# Toshiba laptop question



## Wolf mom (Mar 8, 2005)

Actually I don't know what it's called. It's not new and was given to me. It has a 10 inch screen with Windows 7 on it. 

My question is this:

When I'm typing, the cursor will move all on it's own into the middle of the sentence, usually in the middle of a word I just typed or back into the middle of a paragraph I just type- randomly - All on it's own like it was possessed. I've watched my typing & I know I am not doing anything to make the cursor move. 

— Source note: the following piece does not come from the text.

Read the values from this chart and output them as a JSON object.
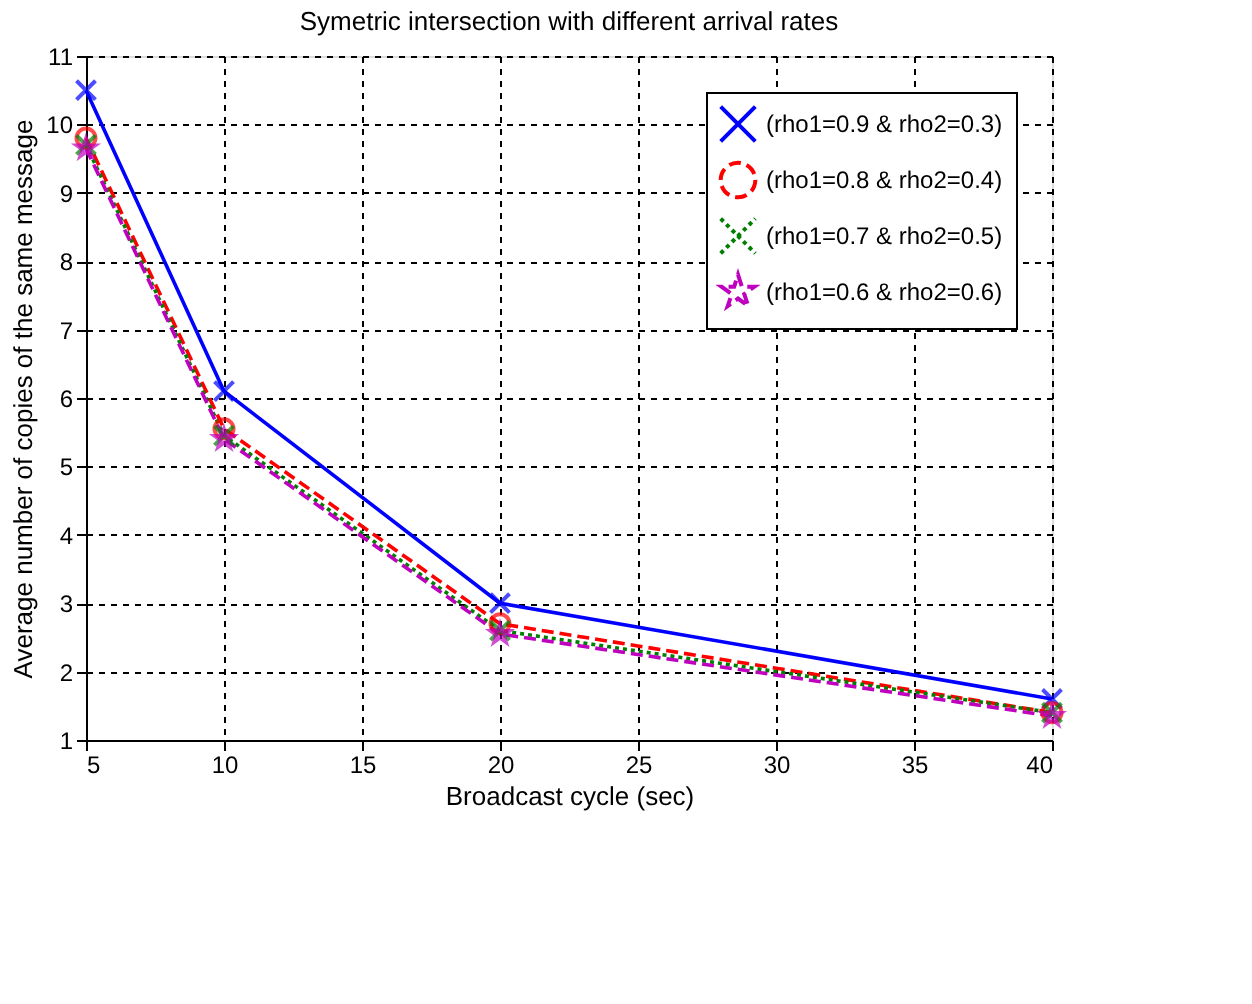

Is this something I can fix? Can someone lead me through it? OR Do I have to take it to a computer fix it place?


----------



## primal1 (Aug 22, 2003)

for a while i was doing the samething and still do now even though i know it's because i am hovering over the mouse pad.. you don't need to make contact with the mousepad for it to sense a movement.
Alternately there might be a setting that automatically moves your arrow cursor to a specified location.


----------



## Harry Chickpea (Dec 19, 2008)

Yep. Kill the mousepad and buy a USB mouse. It is a COMMON problem to the point that there really needs to be a class action suit.


----------



## Wolf mom (Mar 8, 2005)

Interesting - Never thought I was hovering. 
I just tried it out & both thumbs are waving really close over the mouse pad when I type. 
I have a USB mouse and will try that.

You all are so great!! Thank you. :clap:


----------



## Wolfy-hound (May 5, 2013)

I'm very used to using my touchpad instead of a USB mouse and I still accidentally mess with it, usually with the base of my thumb.


----------



## Wolf mom (Mar 8, 2005)

Fn + F9 or F7 doesn't work so I"ll start on the numerous ways PC Magazine.com says to disable it.

thanks again.


----------



## Wolfy-hound (May 5, 2013)

I believe if you go into your settings, you can disable it. That's how my sister disabled hers to use just the USB mouse.


----------